In any case, even if the river was restored and the mineral industry reined in, the Jordan would still need more water. The conduit offers the best fix for that and the Dead Sea, its supporters argue. “The environmentalists want to let the Jordan water all flow back, but this is utopian. In my opinion, the conduit is the only valid solution,” says Elias Salameh, a University of Jordan hydrologist who has studied the Dead Sea problem extensively. “Of course, it will have bad environmental impacts. We should study and try to minimize them. But the benefits will be far greater.”
If the conduit could also significantly improve relations between Israel, Jordan and the Palestinians, as supporters like Salameh argue, it might even be worth a certain amount of environmental damage. Israel’s peace with Jordan is reasonably sturdy but could use reinforcing. Israel’s relations with the Palestinians, on the other hand, fluctuate between bad and appalling. Resolving their conflict would be a boon to the whole world.
“This project brings hope to the region,” Attili says. “Despite all the crisis and conflict, we are talking to each other and working together.”
But the World Bank’s most recent assessment (May/10) of the project’s potential political implications is only guardedly optimistic.
“The magnitude of the [conduit project] is such that regular and close coordination will be necessary. This will bind the parties together in mutual dependency, which can only promote better understanding and ties,” the report says. However, “the relationships between Israel and the Palestinian Authority are dominated by political realities. Implementation of the [project] will not, of itself, affect these issues.” The report projects only “minor to moderate positive impacts” on the political front.
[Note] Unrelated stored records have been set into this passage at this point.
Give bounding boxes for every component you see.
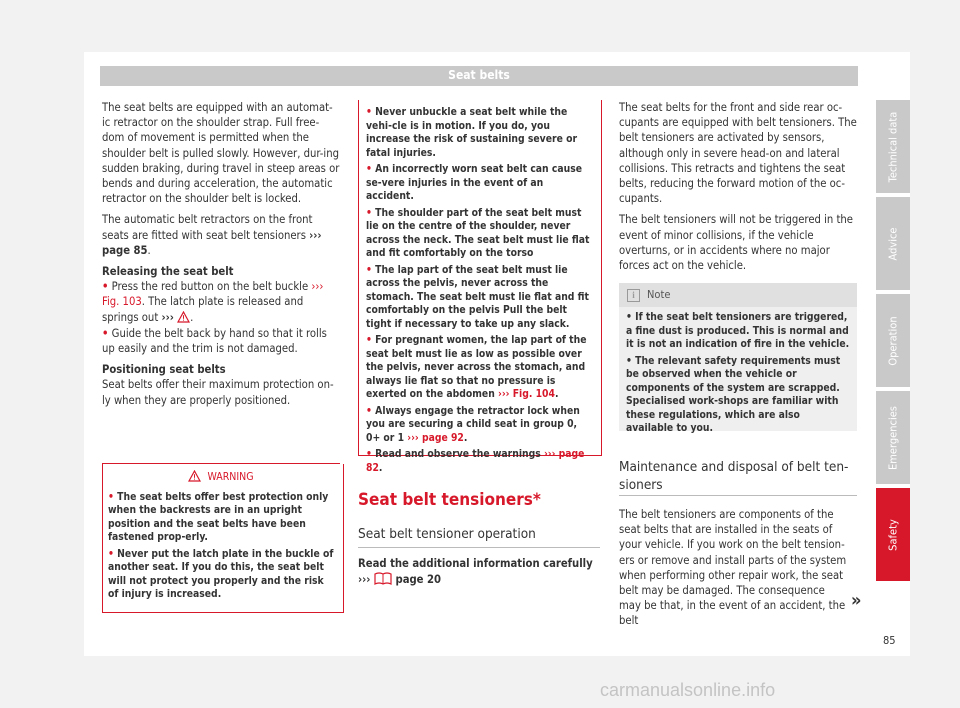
release-bullet-2-text: Guide the belt back by hand so that it rolls up easily and the trim is not damaged.: [102, 326, 327, 356]
warning-item-text: Always engage the retractor lock when you are securing a child seat in group 0, 0+ or 1: [366, 404, 580, 444]
note-header: [619, 283, 857, 307]
release-bullet-1-text: Press the red button on the belt buckle: [111, 280, 309, 294]
note-body: [619, 307, 857, 436]
tab-label: Emergencies: [886, 405, 900, 470]
bullet-icon: •: [366, 404, 372, 417]
release-bullet-1-text2: . The latch plate is released and springs out: [102, 295, 304, 324]
warning-triangle-icon: [177, 311, 190, 323]
tab-label: Technical data: [886, 111, 900, 182]
retractor-paragraph: [102, 212, 340, 258]
tab-label: Advice: [886, 227, 900, 260]
note-box: [619, 283, 857, 434]
warning-item-text: For pregnant women, the lap part of the seat belt must lie as low as possible over the pelvis, never across the stomach, and always lie flat so that no pressure is exerted on the abdomen: [366, 334, 587, 400]
warning-item-text: The shoulder part of the seat belt must lie on the centre of the shoulder, never across the neck. The seat belt must lie flat and fit comfortably on the torso: [366, 206, 590, 259]
column-1: [102, 100, 340, 414]
warning-box-seat-position: [102, 463, 340, 612]
bullet-icon: •: [366, 206, 372, 219]
release-bullet-1: [102, 279, 340, 325]
warning-item-text: Never put the latch plate in the buckle of another seat. If you do this, the seat belt will not protect you properly and the risk of injury is increased.: [108, 547, 334, 600]
bullet-icon: •: [366, 334, 372, 346]
release-bullet-1-end: .: [190, 310, 194, 324]
maintenance-paragraph: The belt tensioners are components of the seat belts that are installed in the seats of your vehicle. If you work on the belt tension-ers or remove and install parts of the system when performing other repair work, the seat belt may be damaged. The consequence may be that, in the event of an accident, the belt: [619, 508, 847, 628]
bullet-icon: •: [626, 311, 632, 323]
bullet-icon: •: [366, 263, 372, 276]
bullet-icon: •: [366, 448, 372, 460]
note-item: [626, 355, 850, 436]
positioning-heading-text: Positioning seat belts: [102, 363, 226, 377]
bullet-icon: •: [108, 547, 114, 560]
releasing-heading-text: Releasing the seat belt: [102, 265, 234, 279]
warning-item: • Always engage the retractor lock when you are securing a child seat in group 0, 0+ or 1 ››› page 92.: [366, 404, 580, 444]
warning-box-content: [359, 100, 601, 475]
watermark: carmanualsonline.info: [600, 680, 776, 700]
tensioner-paragraph-1: The seat belts for the front and side rear oc-cupants are equipped with belt tensioners. The belt tensioners are activated by sensors, although only in severe head-on and lateral collisions. This retracts and tightens the seat belts, reducing the forward motion of the oc-cupants.: [619, 101, 857, 206]
info-icon: i: [627, 289, 640, 302]
page-82-link[interactable]: ››› page 82: [366, 448, 585, 474]
tab-safety[interactable]: [876, 488, 910, 581]
tab-label: Operation: [886, 315, 900, 366]
page-header-title: Seat belts: [448, 68, 510, 82]
positioning-heading: [102, 362, 340, 377]
continue-arrow-icon: »: [851, 590, 862, 611]
tab-label: Safety: [886, 518, 900, 551]
bullet-icon: •: [626, 354, 632, 367]
bullet-icon: •: [366, 106, 372, 118]
fig-103-link[interactable]: ››› Fig. 103: [102, 280, 324, 309]
release-bullet-2: [102, 326, 340, 356]
bullet-icon: •: [102, 280, 109, 294]
retractor-text: The automatic belt retractors on the front seats are fitted with seat belt tensioners: [102, 213, 313, 242]
subtitle-divider: [358, 547, 600, 548]
retractor-end: .: [147, 243, 151, 257]
warning-item-text: The seat belts offer best protection only when the backrests are in an upright position and the seat belts have been fastened prop-erly.: [108, 490, 329, 543]
tensioner-paragraph-2: The belt tensioners will not be triggered in the event of minor collisions, if the vehicle overturns, or in accidents where no major forces act on the vehicle.: [619, 213, 853, 273]
warning-item-text: Never unbuckle a seat belt while the vehi-cle is in motion. If you do, you increase the risk of sustaining severe or fatal injuries.: [366, 106, 578, 159]
bullet-icon: •: [366, 163, 372, 175]
warning-item-text: Read and observe the warnings: [375, 448, 541, 460]
fig-104-link[interactable]: ››› Fig. 104: [498, 388, 555, 400]
page-85-link[interactable]: ››› page 85: [102, 228, 322, 257]
read-more-arrow[interactable]: ›››: [358, 572, 371, 586]
warning-item-text: An incorrectly worn seat belt can cause se-vere injuries in the event of an accident.: [366, 163, 583, 202]
section-title: Seat belt tensioners*: [358, 490, 541, 510]
warning-item: • Read and observe the warnings ››› page 82.: [366, 448, 585, 474]
releasing-heading: [102, 264, 340, 279]
warning-item: [366, 207, 594, 261]
warning-item: [366, 106, 594, 160]
warning-reference-arrow[interactable]: ›››: [161, 310, 174, 324]
read-more-text: Read the additional information carefully: [358, 557, 593, 570]
read-more-note: [358, 557, 600, 587]
warning-item: • For pregnant women, the lap part of the seat belt must lie as low as possible over the pelvis, never across the stomach, and always lie flat so that no pressure is exerted on the abdomen ››› Fig. 104.: [366, 334, 587, 400]
tab-operation[interactable]: [876, 294, 910, 387]
note-item: [626, 311, 850, 352]
note-item-text: The relevant safety requirements must be observed when the vehicle or components of the system are scrapped. Specialised work-shops are familiar with these regulations, which are also available to you.: [626, 354, 841, 434]
tab-advice[interactable]: [876, 197, 910, 290]
tab-technical-data[interactable]: [876, 100, 910, 193]
note-label: Note: [647, 288, 671, 301]
note-item-text: If the seat belt tensioners are triggered, a fine dust is produced. This is normal and it is not an indication of fire in the vehicle.: [626, 311, 850, 350]
positioning-paragraph: Seat belts offer their maximum protection on-ly when they are properly positioned.: [102, 378, 334, 407]
bullet-icon: •: [102, 326, 109, 340]
page-92-link[interactable]: ››› page 92: [407, 431, 464, 444]
maintenance-title: Maintenance and disposal of belt ten-sioners: [619, 459, 849, 493]
warning-box-continued: [358, 100, 602, 474]
page-number: 85: [883, 634, 896, 647]
tab-emergencies[interactable]: [876, 391, 910, 484]
page-header: [100, 66, 858, 86]
warning-box-border: [102, 464, 344, 613]
column-3: [619, 100, 857, 279]
book-icon: [374, 572, 392, 585]
bullet-icon: •: [108, 490, 114, 503]
maintenance-divider: [619, 495, 857, 496]
page-20-link[interactable]: page 20: [395, 572, 442, 586]
warning-item: [366, 163, 594, 204]
warning-label-text: WARNING: [207, 471, 254, 483]
section-subtitle: Seat belt tensioner operation: [358, 526, 536, 542]
warning-item: [366, 264, 594, 332]
warning-item-text: The lap part of the seat belt must lie across the pelvis, never across the stomach. The seat belt must lie flat and fit comfortably on the pelvis Pull the belt tight if necessary to take up any slack.: [366, 263, 589, 330]
intro-paragraph: The seat belts are equipped with an automat-ic retractor on the shoulder strap. Full free-dom of movement is permitted when the shoulder belt is pulled slowly. However, dur-ing sudden braking, during travel in steep areas or bends and during acceleration, the automatic retractor on the shoulder belt is locked.: [102, 101, 340, 206]
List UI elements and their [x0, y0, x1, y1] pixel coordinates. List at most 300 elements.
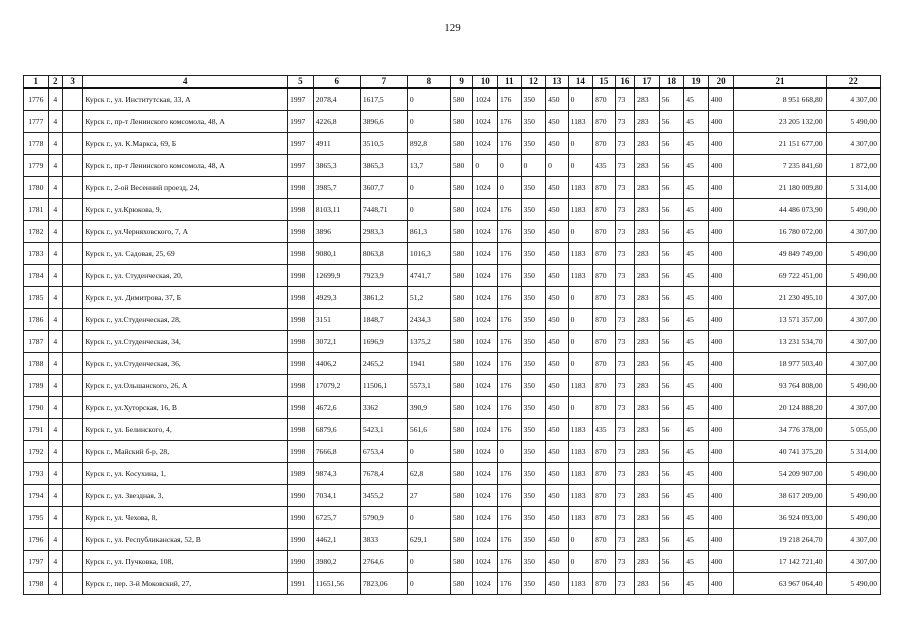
- table-cell: 176: [497, 397, 521, 419]
- table-cell: 34 776 378,00: [734, 419, 826, 441]
- table-cell: 5 490,00: [826, 243, 880, 265]
- table-cell: 1183: [568, 419, 593, 441]
- table-cell: 3510,5: [360, 133, 407, 155]
- table-cell: 4: [48, 265, 62, 287]
- table-cell: 350: [521, 573, 546, 595]
- table-cell: 176: [497, 199, 521, 221]
- table-cell: 93 764 808,00: [734, 375, 826, 397]
- table-cell: 73: [615, 353, 634, 375]
- table-cell: 62,8: [407, 463, 450, 485]
- address-cell: Курск г., ул.Хуторская, 16, В: [83, 397, 288, 419]
- table-cell: 1024: [473, 88, 498, 111]
- table-cell: 45: [684, 573, 709, 595]
- table-cell: 1024: [473, 507, 498, 529]
- table-cell: 176: [497, 243, 521, 265]
- table-cell: 3985,7: [313, 177, 360, 199]
- table-cell: 4 307,00: [826, 529, 880, 551]
- table-cell: 0: [407, 199, 450, 221]
- table-cell: 283: [635, 485, 660, 507]
- table-cell: 435: [593, 419, 616, 441]
- table-cell: 1024: [473, 353, 498, 375]
- column-header-22: 22: [826, 76, 880, 89]
- table-cell: 400: [708, 485, 734, 507]
- table-cell: 870: [593, 309, 616, 331]
- table-cell: 45: [684, 397, 709, 419]
- register-table: [23, 75, 881, 595]
- table-cell: 580: [450, 88, 473, 111]
- table-cell: 450: [546, 287, 569, 309]
- table-cell: 1183: [568, 265, 593, 287]
- table-cell: 0: [407, 507, 450, 529]
- table-cell: 400: [708, 287, 734, 309]
- table-cell: 73: [615, 397, 634, 419]
- table-cell: 45: [684, 111, 709, 133]
- address-cell: Курск г., пр-т Ленинского комсомола, 48, А: [83, 155, 288, 177]
- table-cell: 5 490,00: [826, 199, 880, 221]
- table-cell: 283: [635, 331, 660, 353]
- table-cell: 56: [659, 221, 684, 243]
- table-cell: 1696,9: [360, 331, 407, 353]
- table-cell: 450: [546, 419, 569, 441]
- table-cell: 4929,3: [313, 287, 360, 309]
- table-cell: [62, 463, 82, 485]
- table-cell: 1024: [473, 133, 498, 155]
- table-cell: 5 490,00: [826, 507, 880, 529]
- table-cell: 283: [635, 133, 660, 155]
- table-cell: 0: [521, 155, 546, 177]
- table-cell: 450: [546, 331, 569, 353]
- address-cell: Курск г., ул.Студенческая, 36,: [83, 353, 288, 375]
- table-cell: 73: [615, 287, 634, 309]
- address-cell: Курск г., ул. Косухина, 1,: [83, 463, 288, 485]
- table-cell: 1789: [24, 375, 49, 397]
- table-cell: 56: [659, 419, 684, 441]
- table-cell: 0: [568, 551, 593, 573]
- table-cell: 56: [659, 199, 684, 221]
- address-cell: Курск г., ул. Димитрова, 37, Б: [83, 287, 288, 309]
- table-cell: 450: [546, 309, 569, 331]
- table-cell: 1024: [473, 309, 498, 331]
- table-cell: 73: [615, 375, 634, 397]
- table-cell: 1998: [288, 397, 314, 419]
- table-cell: 4 307,00: [826, 88, 880, 111]
- table-cell: 18 977 503,40: [734, 353, 826, 375]
- table-cell: 0: [568, 529, 593, 551]
- table-cell: 56: [659, 573, 684, 595]
- table-cell: 3833: [360, 529, 407, 551]
- table-cell: 1183: [568, 375, 593, 397]
- table-cell: 1998: [288, 441, 314, 463]
- table-cell: 892,8: [407, 133, 450, 155]
- table-cell: 1991: [288, 573, 314, 595]
- table-cell: [62, 155, 82, 177]
- table-cell: 1024: [473, 419, 498, 441]
- table-cell: 45: [684, 353, 709, 375]
- table-cell: 1784: [24, 265, 49, 287]
- table-cell: 870: [593, 265, 616, 287]
- table-cell: 350: [521, 88, 546, 111]
- column-header-19: 19: [684, 76, 709, 89]
- table-cell: 1998: [288, 287, 314, 309]
- table-cell: 11506,1: [360, 375, 407, 397]
- table-cell: 580: [450, 287, 473, 309]
- table-cell: 1997: [288, 111, 314, 133]
- table-cell: 450: [546, 507, 569, 529]
- table-cell: 6879,6: [313, 419, 360, 441]
- table-cell: 4: [48, 88, 62, 111]
- table-cell: 350: [521, 485, 546, 507]
- address-cell: Курск г., пер. 3-й Моковский, 27,: [83, 573, 288, 595]
- table-cell: 450: [546, 243, 569, 265]
- column-header-18: 18: [659, 76, 684, 89]
- table-cell: 56: [659, 397, 684, 419]
- table-cell: 56: [659, 375, 684, 397]
- table-cell: 1375,2: [407, 331, 450, 353]
- table-cell: [62, 397, 82, 419]
- table-cell: 350: [521, 375, 546, 397]
- table-cell: 3607,7: [360, 177, 407, 199]
- table-cell: 45: [684, 507, 709, 529]
- table-cell: 350: [521, 221, 546, 243]
- table-cell: 400: [708, 133, 734, 155]
- table-row: [24, 155, 881, 177]
- table-cell: 870: [593, 221, 616, 243]
- table-cell: 1024: [473, 441, 498, 463]
- table-cell: 5 490,00: [826, 111, 880, 133]
- table-cell: 283: [635, 419, 660, 441]
- table-cell: 1998: [288, 177, 314, 199]
- table-cell: 8 951 668,80: [734, 88, 826, 111]
- table-body: [24, 88, 881, 595]
- table-cell: 870: [593, 111, 616, 133]
- table-cell: 870: [593, 485, 616, 507]
- table-cell: 1797: [24, 551, 49, 573]
- table-cell: 0: [407, 441, 450, 463]
- table-cell: 56: [659, 463, 684, 485]
- table-row: [24, 177, 881, 199]
- column-header-4: 4: [83, 76, 288, 89]
- table-cell: 7448,71: [360, 199, 407, 221]
- table-cell: 1998: [288, 419, 314, 441]
- table-cell: 4406,2: [313, 353, 360, 375]
- table-cell: 1848,7: [360, 309, 407, 331]
- table-cell: 73: [615, 573, 634, 595]
- table-row: [24, 397, 881, 419]
- table-cell: 73: [615, 199, 634, 221]
- table-cell: 1791: [24, 419, 49, 441]
- table-cell: 51,2: [407, 287, 450, 309]
- table-row: [24, 529, 881, 551]
- table-cell: 176: [497, 419, 521, 441]
- table-cell: 580: [450, 177, 473, 199]
- table-cell: 2983,3: [360, 221, 407, 243]
- table-cell: 350: [521, 243, 546, 265]
- table-cell: 1016,3: [407, 243, 450, 265]
- table-cell: 4672,6: [313, 397, 360, 419]
- table-cell: 4: [48, 375, 62, 397]
- address-cell: Курск г., ул.Студенческая, 34,: [83, 331, 288, 353]
- table-cell: 1793: [24, 463, 49, 485]
- table-cell: 870: [593, 133, 616, 155]
- table-cell: 5 490,00: [826, 485, 880, 507]
- table-cell: 4: [48, 177, 62, 199]
- table-cell: 56: [659, 88, 684, 111]
- address-cell: Курск г., ул.Студенческая, 28,: [83, 309, 288, 331]
- table-cell: 350: [521, 309, 546, 331]
- table-cell: 400: [708, 331, 734, 353]
- table-cell: 1785: [24, 287, 49, 309]
- table-cell: 450: [546, 111, 569, 133]
- table-cell: 45: [684, 243, 709, 265]
- table-row: [24, 507, 881, 529]
- address-cell: Курск г., ул. Пучковка, 108,: [83, 551, 288, 573]
- table-cell: 38 617 209,00: [734, 485, 826, 507]
- table-cell: 73: [615, 243, 634, 265]
- address-cell: Курск г., ул. К.Маркса, 69, Б: [83, 133, 288, 155]
- table-cell: 4: [48, 463, 62, 485]
- table-cell: 1998: [288, 353, 314, 375]
- address-cell: Курск г., ул. Студенческая, 20,: [83, 265, 288, 287]
- table-cell: 390,9: [407, 397, 450, 419]
- table-cell: 283: [635, 88, 660, 111]
- table-cell: 580: [450, 155, 473, 177]
- table-cell: 6753,4: [360, 441, 407, 463]
- table-cell: 63 967 064,40: [734, 573, 826, 595]
- table-cell: 450: [546, 375, 569, 397]
- table-cell: 3896: [313, 221, 360, 243]
- table-cell: 450: [546, 88, 569, 111]
- table-cell: 450: [546, 133, 569, 155]
- table-cell: 12699,9: [313, 265, 360, 287]
- table-cell: 5573,1: [407, 375, 450, 397]
- table-row: [24, 441, 881, 463]
- table-cell: 7034,1: [313, 485, 360, 507]
- table-cell: 176: [497, 507, 521, 529]
- table-cell: 176: [497, 309, 521, 331]
- address-cell: Курск г., ул. Чехова, 8,: [83, 507, 288, 529]
- table-cell: 400: [708, 551, 734, 573]
- table-cell: 0: [546, 155, 569, 177]
- column-header-5: 5: [288, 76, 314, 89]
- table-cell: 400: [708, 529, 734, 551]
- table-row: [24, 375, 881, 397]
- table-cell: 73: [615, 133, 634, 155]
- table-cell: 45: [684, 287, 709, 309]
- table-cell: 1997: [288, 88, 314, 111]
- table-cell: 1024: [473, 331, 498, 353]
- column-header-1: 1: [24, 76, 49, 89]
- table-cell: 450: [546, 353, 569, 375]
- table-cell: 4: [48, 397, 62, 419]
- table-cell: 44 486 073,90: [734, 199, 826, 221]
- table-cell: 283: [635, 265, 660, 287]
- table-cell: 283: [635, 111, 660, 133]
- table-cell: 1617,5: [360, 88, 407, 111]
- table-cell: [62, 265, 82, 287]
- table-cell: 870: [593, 573, 616, 595]
- table-cell: 3151: [313, 309, 360, 331]
- table-cell: 861,3: [407, 221, 450, 243]
- table-cell: 45: [684, 529, 709, 551]
- table-cell: 400: [708, 441, 734, 463]
- table-cell: 4462,1: [313, 529, 360, 551]
- table-cell: 4: [48, 133, 62, 155]
- table-cell: 1024: [473, 287, 498, 309]
- table-cell: 19 218 264,70: [734, 529, 826, 551]
- table-row: [24, 133, 881, 155]
- table-cell: 1 872,00: [826, 155, 880, 177]
- table-cell: 580: [450, 199, 473, 221]
- table-cell: 4: [48, 573, 62, 595]
- table-cell: 0: [568, 353, 593, 375]
- table-cell: 400: [708, 88, 734, 111]
- table-cell: 1997: [288, 133, 314, 155]
- table-cell: 176: [497, 265, 521, 287]
- table-cell: 580: [450, 331, 473, 353]
- table-cell: 45: [684, 309, 709, 331]
- table-cell: 56: [659, 331, 684, 353]
- table-cell: 4: [48, 331, 62, 353]
- table-cell: 870: [593, 397, 616, 419]
- table-cell: 450: [546, 485, 569, 507]
- table-cell: 2764,6: [360, 551, 407, 573]
- table-row: [24, 463, 881, 485]
- table-row: [24, 243, 881, 265]
- table-cell: 1997: [288, 155, 314, 177]
- table-cell: 13 571 357,00: [734, 309, 826, 331]
- table-row: [24, 309, 881, 331]
- table-cell: 176: [497, 221, 521, 243]
- table-cell: 16 780 072,00: [734, 221, 826, 243]
- table-cell: 2465,2: [360, 353, 407, 375]
- table-cell: 7 235 841,60: [734, 155, 826, 177]
- table-cell: 45: [684, 265, 709, 287]
- table-cell: 45: [684, 199, 709, 221]
- table-cell: 3362: [360, 397, 407, 419]
- table-cell: 1780: [24, 177, 49, 199]
- table-cell: 73: [615, 265, 634, 287]
- table-cell: 56: [659, 507, 684, 529]
- table-cell: [62, 199, 82, 221]
- table-cell: 580: [450, 507, 473, 529]
- table-cell: 176: [497, 529, 521, 551]
- table-cell: 13,7: [407, 155, 450, 177]
- table-cell: 350: [521, 133, 546, 155]
- table-cell: 4: [48, 507, 62, 529]
- address-cell: Курск г., Майский б-р, 28,: [83, 441, 288, 463]
- table-cell: 450: [546, 221, 569, 243]
- table-cell: 870: [593, 507, 616, 529]
- column-header-6: 6: [313, 76, 360, 89]
- table-cell: 400: [708, 177, 734, 199]
- table-cell: 1183: [568, 199, 593, 221]
- table-cell: 283: [635, 507, 660, 529]
- address-cell: Курск г., ул. Садовая, 25, 69: [83, 243, 288, 265]
- table-cell: 1779: [24, 155, 49, 177]
- table-row: [24, 485, 881, 507]
- table-cell: 5 314,00: [826, 177, 880, 199]
- table-cell: 580: [450, 551, 473, 573]
- table-cell: 870: [593, 287, 616, 309]
- table-cell: 5 314,00: [826, 441, 880, 463]
- table-cell: 870: [593, 463, 616, 485]
- table-cell: 56: [659, 265, 684, 287]
- table-cell: 1792: [24, 441, 49, 463]
- table-cell: 283: [635, 309, 660, 331]
- table-cell: 283: [635, 199, 660, 221]
- table-cell: 176: [497, 88, 521, 111]
- table-cell: 283: [635, 463, 660, 485]
- table-cell: [62, 419, 82, 441]
- table-cell: 350: [521, 463, 546, 485]
- table-cell: 580: [450, 485, 473, 507]
- table-cell: 4: [48, 111, 62, 133]
- table-cell: 45: [684, 375, 709, 397]
- table-cell: 3861,2: [360, 287, 407, 309]
- table-cell: 350: [521, 287, 546, 309]
- table-cell: [62, 441, 82, 463]
- table-cell: 4 307,00: [826, 287, 880, 309]
- table-cell: 350: [521, 529, 546, 551]
- address-cell: Курск г., пр-т Ленинского комсомола, 48, А: [83, 111, 288, 133]
- table-cell: 4 307,00: [826, 397, 880, 419]
- table-cell: 561,6: [407, 419, 450, 441]
- column-header-3: 3: [62, 76, 82, 89]
- table-cell: 450: [546, 397, 569, 419]
- table-cell: 350: [521, 551, 546, 573]
- table-cell: 1024: [473, 111, 498, 133]
- table-cell: 350: [521, 331, 546, 353]
- table-cell: 69 722 451,00: [734, 265, 826, 287]
- table-cell: 350: [521, 111, 546, 133]
- table-cell: 176: [497, 287, 521, 309]
- table-cell: 0: [497, 441, 521, 463]
- table-cell: 73: [615, 309, 634, 331]
- table-cell: 629,1: [407, 529, 450, 551]
- table-cell: 400: [708, 199, 734, 221]
- address-cell: Курск г., ул.Крюкова, 9,: [83, 199, 288, 221]
- table-cell: 1998: [288, 265, 314, 287]
- table-cell: 5 490,00: [826, 265, 880, 287]
- table-cell: 176: [497, 331, 521, 353]
- table-cell: [62, 507, 82, 529]
- table-cell: 400: [708, 243, 734, 265]
- table-cell: 283: [635, 397, 660, 419]
- table-cell: 4226,8: [313, 111, 360, 133]
- table-cell: 176: [497, 133, 521, 155]
- table-cell: 1183: [568, 111, 593, 133]
- table-cell: 56: [659, 155, 684, 177]
- table-cell: 45: [684, 419, 709, 441]
- table-cell: 580: [450, 375, 473, 397]
- table-cell: 1183: [568, 507, 593, 529]
- table-cell: 73: [615, 155, 634, 177]
- table-cell: 56: [659, 485, 684, 507]
- table-cell: 3896,6: [360, 111, 407, 133]
- table-cell: 17079,2: [313, 375, 360, 397]
- table-cell: 73: [615, 441, 634, 463]
- table-cell: 56: [659, 111, 684, 133]
- address-cell: Курск г., ул.Ольшанского, 26, А: [83, 375, 288, 397]
- table-cell: 4 307,00: [826, 551, 880, 573]
- table-cell: 4: [48, 221, 62, 243]
- table-cell: 1782: [24, 221, 49, 243]
- table-cell: 3072,1: [313, 331, 360, 353]
- address-cell: Курск г., ул. Звездная, 3,: [83, 485, 288, 507]
- table-cell: 1024: [473, 529, 498, 551]
- table-cell: 0: [568, 331, 593, 353]
- table-cell: 4: [48, 353, 62, 375]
With this in mind, the World Bank recently launched another study, this one examining alternatives to a Red-to-Dead canal or pipeline, including a restoration of some flow to the Jordan River and a water conveyance from the Mediterranean.
In the meantime, however, Jordan plans to start its own, separate project, which would pump Red Sea water to desalination plants near Aqaba and channel the leftover brine to the Dead Sea.
Alex McPhail, the World Bank’s study program manager for the Red-Dead conduit, claims the World Bank is not concerned about Jordan going ahead with its project. “We’re talking about two billion cubic meters of water,” McPhail says. “They’re talking about a fraction of that amount.”
Whether it will save the Dead Sea or damage it further, however, neither project will have any impact for a long time. Each will take an estimated 20 years to complete. In the meantime, the sinkholes devouring the fields of Ghawr al Hadithah and Kibbutz Ein Gedi will keep multiplying. The mud flats in front of the tourist hotels will keep growing. And the Dead Sea will continue to slip further and further away.